The real revolution comes from computerized, modern avionics. Improvements in ATC capacity and safety will come from avionics advances and in airspace redesign. Fortunately, this work is proceeding.
Meanwhile, four steps should be taken to set a better path for the future:
1. Establish an ATC safety regulatory office in AVR, whether they like it or not.
2. Continue WAAS development. It can't be stopped now. Maybe the Department of Agriculture will chip in.
3. Kill LAAS. In the words of a skeptical OMB director in the Nixon Administration, "Now you guys have done it. You've created a program with no benefits at all."
4. Stop AVR from "sponsoring" projects. Abolish the SOIT. The research shop (FAA code ARA) and the air traffic office (FAA code ATS) are perfectly capable of implementing ATC technology and have done so since 1938.
Byline: Langhorne Bond was FAA administrator from 1977-1981. He has authored numerous papers examining the safety, system architecture and cost benefits of GPS and other elements of the future air navigation system. In recognition of his lifelong contribution to ATC, Bond received the 1999 Glen A. Gilbert Memorial Award from the Air Traffic Control Association. (The Volpe Center report on GPS vulnerability as a sole means system may be viewed at http://www.navcen.uscg.gov/archive/2001/Oct/FinalReport-v4.6.pdf)
Pitfalls of Air Traffic Control Privatization
By Prof. Elliott Sclar, Columbia University, February 2003 (extracts)
Cost cutting related to privatization has been directly or indirectly blamed for two recent transportation accidents:
- A July 2002 midair collision above Switzerland killed 71 people, including 52 Russian school children. Investigation indicated system problems at Skyguide, the company that operates the Swiss air traffic control system, including inadequate staffing, a degraded communications link with German controllers, a collision alarm that had been taken out of service for maintenance, and a general lack of clarity about lines of responsibility and authority.
- In May 2002, the 'Potters Barn' train derailment in London killed six people and seriously injured 65 more. Poor maintenance and slipshod inspections by Railtrack, the privatized rail infrastructure operator, are likely to blame.
Privatizing ATC has been 'just short of disastrous' in countries that have tried it. Specifically:
- In Britain, the newly privatized National Air Traffic System has been forced to go to the government for financial bailouts, valued to date at two-thirds of the system's original sale price. In addition, technology failures have resulted in multiple system shutdowns and operational irregularities.
- In Australia, excessive demands on controllers have led to a series of strikes, while failures of new technology have led to actual radar blackouts and major traffic disruptions.
- In Canada, the privatized system has led to massive increases in user fees and dangerous understaffing in towers.

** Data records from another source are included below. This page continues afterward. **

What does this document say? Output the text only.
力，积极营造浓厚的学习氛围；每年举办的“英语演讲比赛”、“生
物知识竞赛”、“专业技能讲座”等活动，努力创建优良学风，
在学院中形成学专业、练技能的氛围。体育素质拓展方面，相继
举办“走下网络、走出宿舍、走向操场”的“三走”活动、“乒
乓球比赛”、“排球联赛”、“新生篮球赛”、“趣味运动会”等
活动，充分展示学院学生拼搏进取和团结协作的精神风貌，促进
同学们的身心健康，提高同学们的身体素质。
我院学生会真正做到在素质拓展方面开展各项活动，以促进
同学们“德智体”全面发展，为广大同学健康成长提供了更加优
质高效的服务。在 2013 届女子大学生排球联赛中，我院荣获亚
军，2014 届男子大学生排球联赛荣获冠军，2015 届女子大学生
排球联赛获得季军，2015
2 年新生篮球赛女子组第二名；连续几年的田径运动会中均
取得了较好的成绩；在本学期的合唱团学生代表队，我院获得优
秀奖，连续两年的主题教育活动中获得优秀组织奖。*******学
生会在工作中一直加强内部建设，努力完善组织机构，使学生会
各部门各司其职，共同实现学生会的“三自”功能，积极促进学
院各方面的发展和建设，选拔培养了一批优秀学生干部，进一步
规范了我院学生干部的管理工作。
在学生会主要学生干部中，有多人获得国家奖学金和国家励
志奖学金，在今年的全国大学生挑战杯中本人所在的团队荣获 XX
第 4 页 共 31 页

Source: NATCA. For the report on the pitfalls of privatizing ATC, see http://www.natca.org/assets/Documents/mediacenter/PDFPitfallsofATCPrivatization.pdf.
A Major Management Challenge
Project: Wide Area Augmentation System (WAAS), designed to provide satellite-based navigation for airspace users. Estimated cost: original, $892 million. Estimated current: $2.9 billion. Projected deployment schedule: original start 1998. Current start, 2003; finish, to be determined.
Integrity concerns have plagued WAAS development. While the agency has made progress in resolving these concerns, FAA must decide whether to stop WAAS development in 2003 or continue to refine the technology to provide an approach capability with greater precision.